Llevábamos tres días de conocernos cuando murió la abuela de quien sería mi compañera. La acompañé al entierro en un pueblo de Magdalena. Me hice a una distancia prudente para no interferir con la ceremonia. Las mujeres lloraban sin pudor y hubo varios discursos. Después de la misa el cuerpo debía darle la vuelta al pueblo y pasar frente a la que fue su casa. Abandoné el grupo a pocos metros del cementerio porque me pareció una falta de respeto entrar con ellos. No vi lo que dicen que dicen que sobreviene: llorar a mares para que el difunto sepa que fue amado en vida.
Ese rito era opuesto a lo que sucedía en la mayoría de los entierros de la Boyacá de los años noventa: silenciosos, con pocas expresiones de dolor. Los boyacenses de aquellos años se educaban para no exteriorizar sus emociones, para no hablar más de lo necesario, para no intimar.

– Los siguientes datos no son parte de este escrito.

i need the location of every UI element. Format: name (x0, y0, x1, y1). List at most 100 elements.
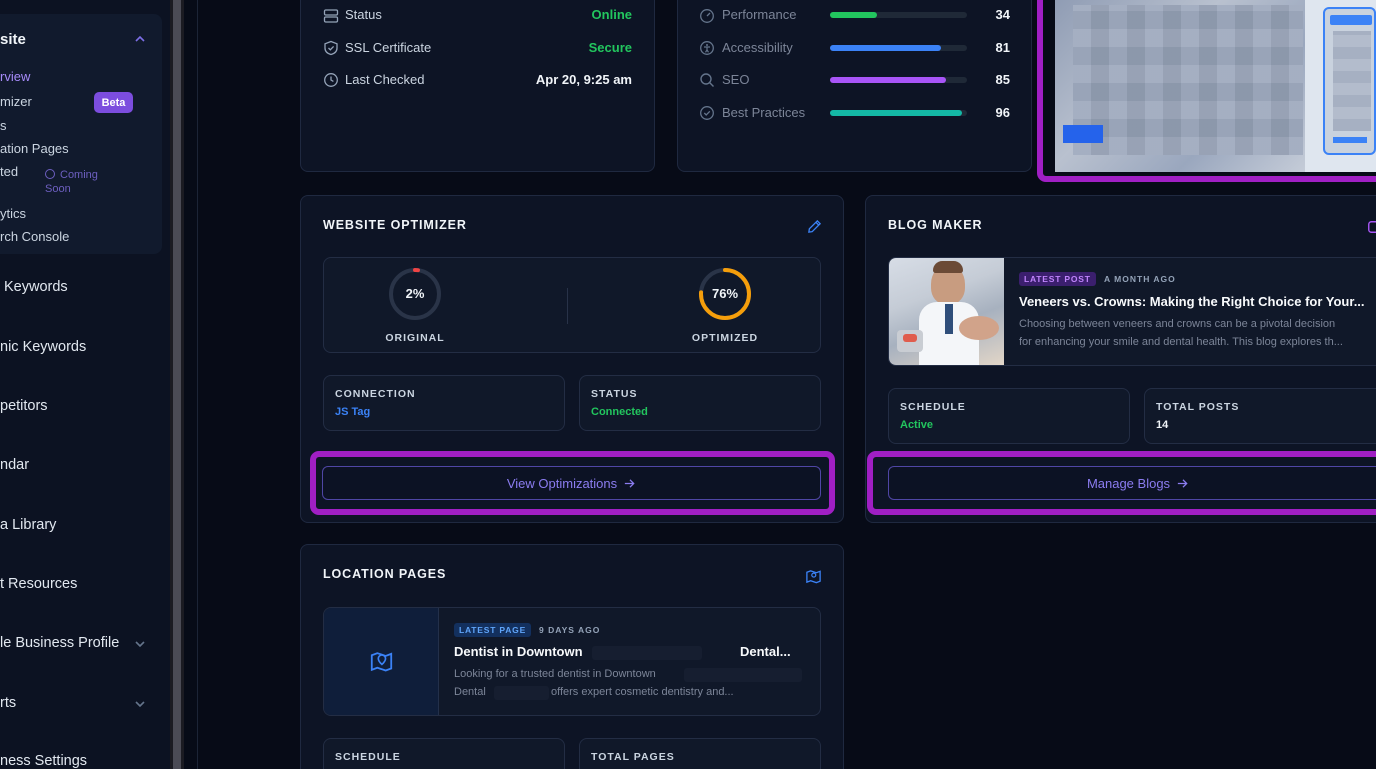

Lo que sucedió en Malambo es una mezcla de negligencia de las autoridades con el hecho de que los protocolos de bioseguridad niegan la posibilidad del rito funerario. Piensen en lo que significa que saquen a su mamá de la casa, la embutan en una ambulancia y días después le comuniquen que sale para el crematorio. Simbólicamente es como si la secuestraran y la ejecutaran sin importar si habló con ella antes de que entrara a la UCI o si puede ir todos los días al hospital para averiguar sobre su evolución. ¿Cómo y por qué está muerta? ¿En qué momento dejó de vivir? ¿Hicieron bien su trabajo? ¿Por qué murió si era una mujer saludable? No habrá respuestas (como nunca las hay frente a la muerte) ni habrá cuerpo que atestigüe el deceso.